Por ello tiene sentido que el corazón y el alma de George se resientan de la enésima envestida del destino, y que así pretenda acabar con su existencia, finalmente harto de una vida de sacrificios que no le ha reportado ningún rédito en lo personal. Y cuando en el -literalmente- mágico clímax del filme Clarence permite a George descubrir lo que hubiera sido de Bedford Falls si él no hubiera existido, Capra materializa visualmente la caída de toda la comunidad en las brasas del poder y el capitalismo despiadado, para llevar así al extremo la ilustración de la caridad cristiana, dándole sentido al sacrificio, a la bondad, a la honestidad del corazón y –en uno de los desenlaces más emocionantes de la Historia del Cine- al altruismo (que no es otra cosa que asociar la propia felicidad a la de los demás) como única clave para asumir la plenitud individual. Démonos cuenta, pues, que Capra no defiende la opción cristiana desde el punto de vista de la salvación, sino como una opción que reporta beneficios en vida –ser “el hombre más rico de la ciudad”-, retando al espectador desde la emoción a aprehender esos beneficios.
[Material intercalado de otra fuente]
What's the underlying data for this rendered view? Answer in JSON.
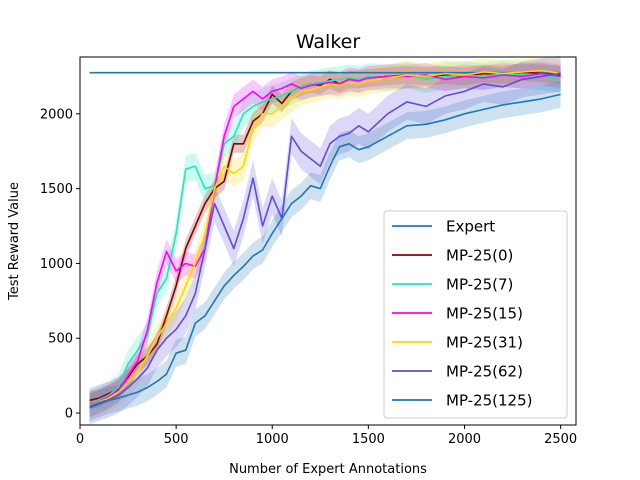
{
  "chart_data": {
    "type": "line",
    "title": "Walker",
    "xlabel": "Number of Expert Annotations",
    "ylabel": "Test Reward Value",
    "xlim": [
      0,
      2580
    ],
    "ylim": [
      -80,
      2380
    ],
    "xticks": [
      0,
      500,
      1000,
      1500,
      2000,
      2500
    ],
    "yticks": [
      0,
      500,
      1000,
      1500,
      2000
    ],
    "legend_position": "lower-right",
    "series": [
      {
        "name": "Expert",
        "color": "#1f77b4",
        "shaded": false,
        "x": [
          50,
          2500
        ],
        "y": [
          2275,
          2275
        ]
      },
      {
        "name": "MP-25(0)",
        "color": "#8b0000",
        "shaded": true,
        "x": [
          50,
          100,
          150,
          200,
          250,
          300,
          350,
          400,
          450,
          500,
          550,
          600,
          650,
          700,
          750,
          800,
          850,
          900,
          950,
          1000,
          1050,
          1100,
          1150,
          1200,
          1250,
          1300,
          1350,
          1400,
          1450,
          1500,
          1600,
          1700,
          1800,
          1900,
          2000,
          2100,
          2200,
          2300,
          2400,
          2500
        ],
        "y": [
          85,
          100,
          130,
          160,
          240,
          330,
          380,
          460,
          650,
          850,
          1100,
          1250,
          1400,
          1500,
          1550,
          1800,
          1800,
          1950,
          2000,
          2130,
          2070,
          2150,
          2180,
          2200,
          2190,
          2230,
          2200,
          2230,
          2230,
          2240,
          2250,
          2260,
          2250,
          2260,
          2250,
          2270,
          2260,
          2280,
          2270,
          2260
        ],
        "band": 60
      },
      {
        "name": "MP-25(7)",
        "color": "#1de9b6",
        "shaded": true,
        "x": [
          50,
          100,
          150,
          200,
          250,
          300,
          350,
          400,
          450,
          500,
          550,
          600,
          650,
          700,
          750,
          800,
          850,
          900,
          950,
          1000,
          1050,
          1100,
          1150,
          1200,
          1250,
          1300,
          1350,
          1400,
          1450,
          1500,
          1600,
          1700,
          1800,
          1900,
          2000,
          2100,
          2200,
          2300,
          2400,
          2500
        ],
        "y": [
          60,
          90,
          120,
          170,
          330,
          420,
          520,
          800,
          900,
          1200,
          1630,
          1650,
          1500,
          1520,
          1800,
          1850,
          2000,
          2050,
          2080,
          2100,
          2120,
          2150,
          2180,
          2200,
          2210,
          2220,
          2230,
          2240,
          2230,
          2250,
          2240,
          2260,
          2230,
          2250,
          2260,
          2250,
          2270,
          2260,
          2250,
          2230
        ],
        "band": 90
      },
      {
        "name": "MP-25(15)",
        "color": "#ff00ff",
        "shaded": true,
        "x": [
          50,
          100,
          150,
          200,
          250,
          300,
          350,
          400,
          450,
          500,
          550,
          600,
          650,
          700,
          750,
          800,
          850,
          900,
          950,
          1000,
          1050,
          1100,
          1150,
          1200,
          1250,
          1300,
          1350,
          1400,
          1450,
          1500,
          1600,
          1700,
          1800,
          1900,
          2000,
          2100,
          2200,
          2300,
          2400,
          2500
        ],
        "y": [
          55,
          80,
          110,
          150,
          250,
          350,
          550,
          870,
          1080,
          950,
          1000,
          980,
          1100,
          1500,
          1850,
          2050,
          2100,
          2150,
          2100,
          2150,
          2170,
          2200,
          2170,
          2190,
          2200,
          2210,
          2200,
          2230,
          2220,
          2240,
          2250,
          2250,
          2260,
          2230,
          2250,
          2240,
          2260,
          2250,
          2270,
          2250
        ],
        "band": 80
      },
      {
        "name": "MP-25(31)",
        "color": "#ffd700",
        "shaded": true,
        "x": [
          50,
          100,
          150,
          200,
          250,
          300,
          350,
          400,
          450,
          500,
          550,
          600,
          650,
          700,
          750,
          800,
          850,
          900,
          950,
          1000,
          1050,
          1100,
          1150,
          1200,
          1250,
          1300,
          1350,
          1400,
          1450,
          1500,
          1600,
          1700,
          1800,
          1900,
          2000,
          2100,
          2200,
          2300,
          2400,
          2500
        ],
        "y": [
          50,
          75,
          100,
          140,
          200,
          280,
          380,
          500,
          600,
          700,
          850,
          1000,
          1200,
          1500,
          1650,
          1600,
          1650,
          1900,
          2000,
          2000,
          2050,
          2100,
          2150,
          2160,
          2180,
          2200,
          2190,
          2210,
          2200,
          2220,
          2240,
          2260,
          2250,
          2270,
          2260,
          2280,
          2270,
          2280,
          2290,
          2270
        ],
        "band": 90
      },
      {
        "name": "MP-25(62)",
        "color": "#5b4ee0",
        "shaded": true,
        "x": [
          50,
          100,
          150,
          200,
          250,
          300,
          350,
          400,
          450,
          500,
          550,
          600,
          650,
          700,
          750,
          800,
          850,
          900,
          950,
          1000,
          1050,
          1100,
          1150,
          1200,
          1250,
          1300,
          1350,
          1400,
          1450,
          1500,
          1600,
          1700,
          1800,
          1900,
          2000,
          2100,
          2200,
          2300,
          2400,
          2500
        ],
        "y": [
          45,
          70,
          90,
          120,
          170,
          230,
          300,
          420,
          500,
          560,
          650,
          800,
          1100,
          1400,
          1250,
          1100,
          1300,
          1570,
          1250,
          1450,
          1300,
          1850,
          1750,
          1700,
          1650,
          1800,
          1850,
          1870,
          1920,
          1880,
          2000,
          2080,
          2050,
          2120,
          2150,
          2200,
          2180,
          2230,
          2250,
          2270
        ],
        "band": 120
      },
      {
        "name": "MP-25(125)",
        "color": "#1f77b4",
        "shaded": true,
        "x": [
          50,
          100,
          150,
          200,
          250,
          300,
          350,
          400,
          450,
          500,
          550,
          600,
          650,
          700,
          750,
          800,
          850,
          900,
          950,
          1000,
          1050,
          1100,
          1150,
          1200,
          1250,
          1300,
          1350,
          1400,
          1450,
          1500,
          1600,
          1700,
          1800,
          1900,
          2000,
          2100,
          2200,
          2300,
          2400,
          2500
        ],
        "y": [
          35,
          60,
          85,
          100,
          120,
          140,
          170,
          210,
          260,
          400,
          420,
          600,
          650,
          750,
          850,
          920,
          980,
          1050,
          1090,
          1200,
          1300,
          1400,
          1450,
          1520,
          1500,
          1650,
          1780,
          1800,
          1760,
          1780,
          1850,
          1920,
          1930,
          1960,
          2000,
          2030,
          2060,
          2080,
          2100,
          2130
        ],
        "band": 90
      }
    ]
  }
}
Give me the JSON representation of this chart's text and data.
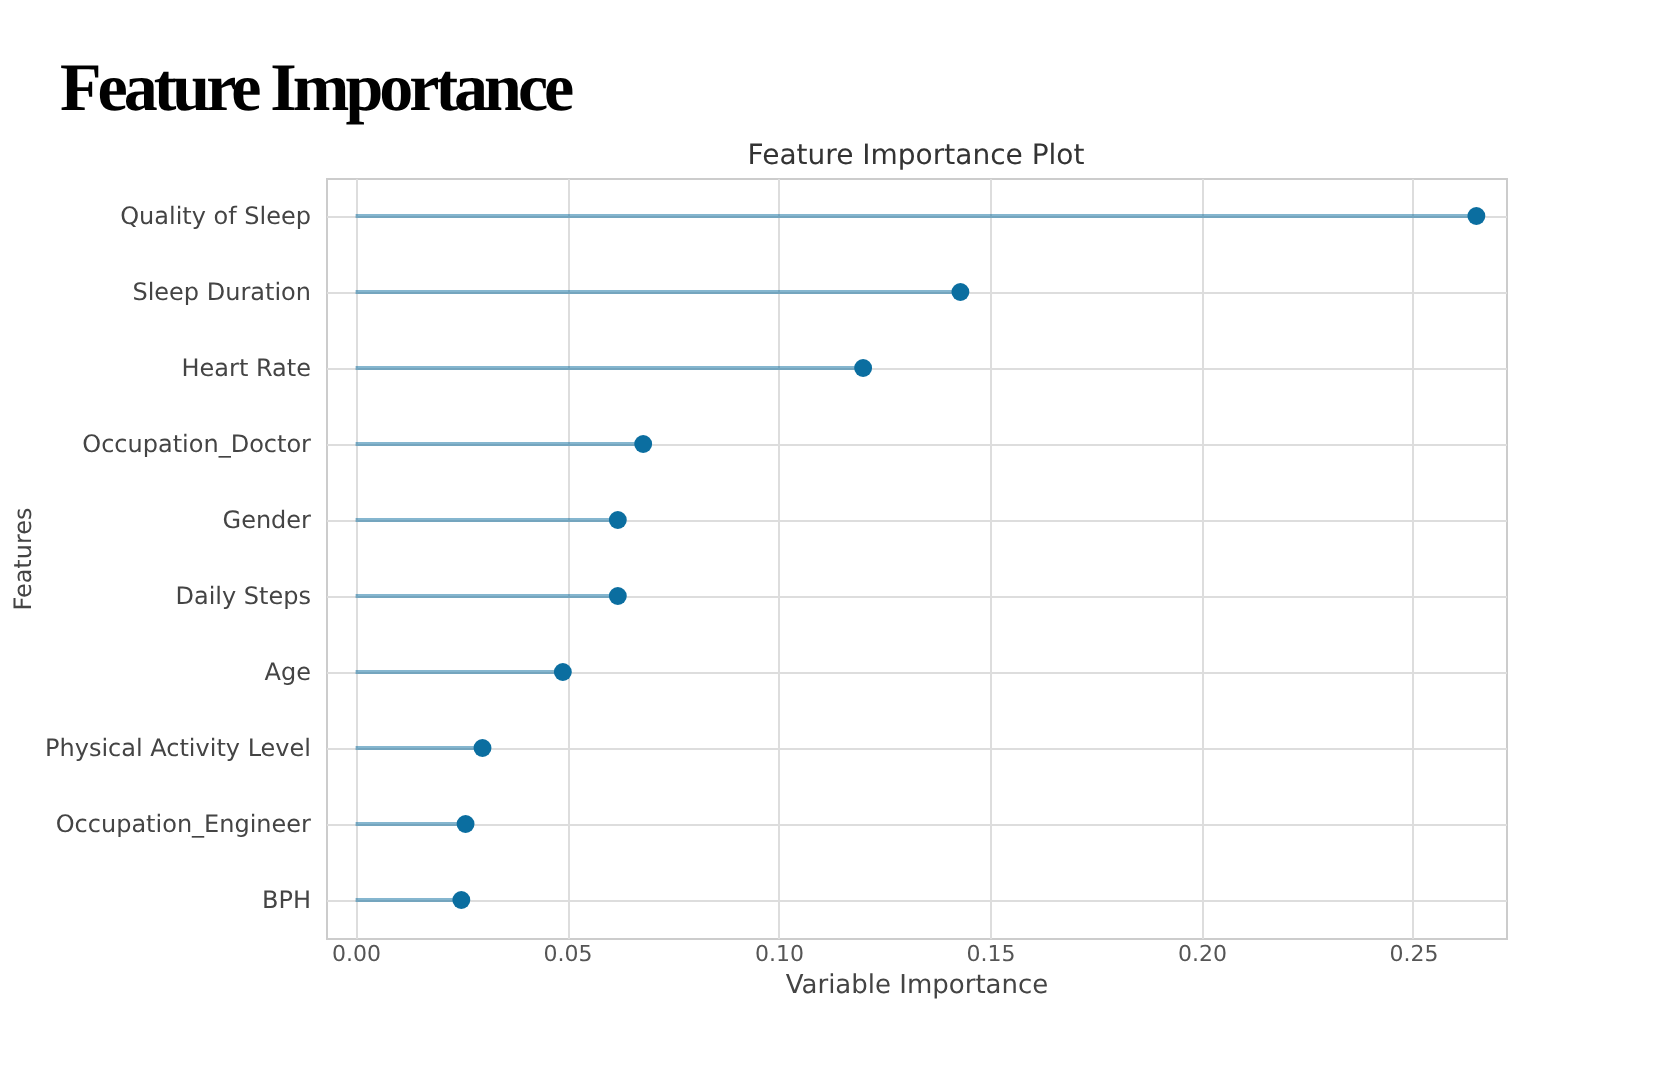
{
  "chart_data": {
    "type": "lollipop",
    "title": "Feature Importance",
    "subtitle": "Feature Importance Plot",
    "xlabel": "Variable Importance",
    "ylabel": "Features",
    "orientation": "horizontal",
    "categories": [
      "Quality of Sleep",
      "Sleep Duration",
      "Heart Rate",
      "Occupation_Doctor",
      "Gender",
      "Daily Steps",
      "Age",
      "Physical Activity Level",
      "Occupation_Engineer",
      "BPH"
    ],
    "series": [
      {
        "color": "#0b6ea0",
        "values": [
          0.265,
          0.143,
          0.12,
          0.068,
          0.062,
          0.062,
          0.049,
          0.03,
          0.026,
          0.025
        ]
      }
    ],
    "xlim": [
      -0.007,
      0.272
    ],
    "xticks": [
      {
        "value": 0,
        "label": "0.00"
      },
      {
        "value": 0.05,
        "label": "0.05"
      },
      {
        "value": 0.1,
        "label": "0.10"
      },
      {
        "value": 0.15,
        "label": "0.15"
      },
      {
        "value": 0.2,
        "label": "0.20"
      },
      {
        "value": 0.25,
        "label": "0.25"
      }
    ],
    "grid": true,
    "marker": "circle"
  }
}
Si me permiten terminar con una apreciación desde lo más íntimo, tan poderosos resultan los valores y sentimientos que exudan las imágenes de ¡Qué bello es vivir! que un padre espera con ansiedad el momento en que sus hijos alcancen la edad necesaria para verla, comprenderla, sentirla, disfrutarla y, por supuesto, dejarse convencer por sus irrenunciables tesis.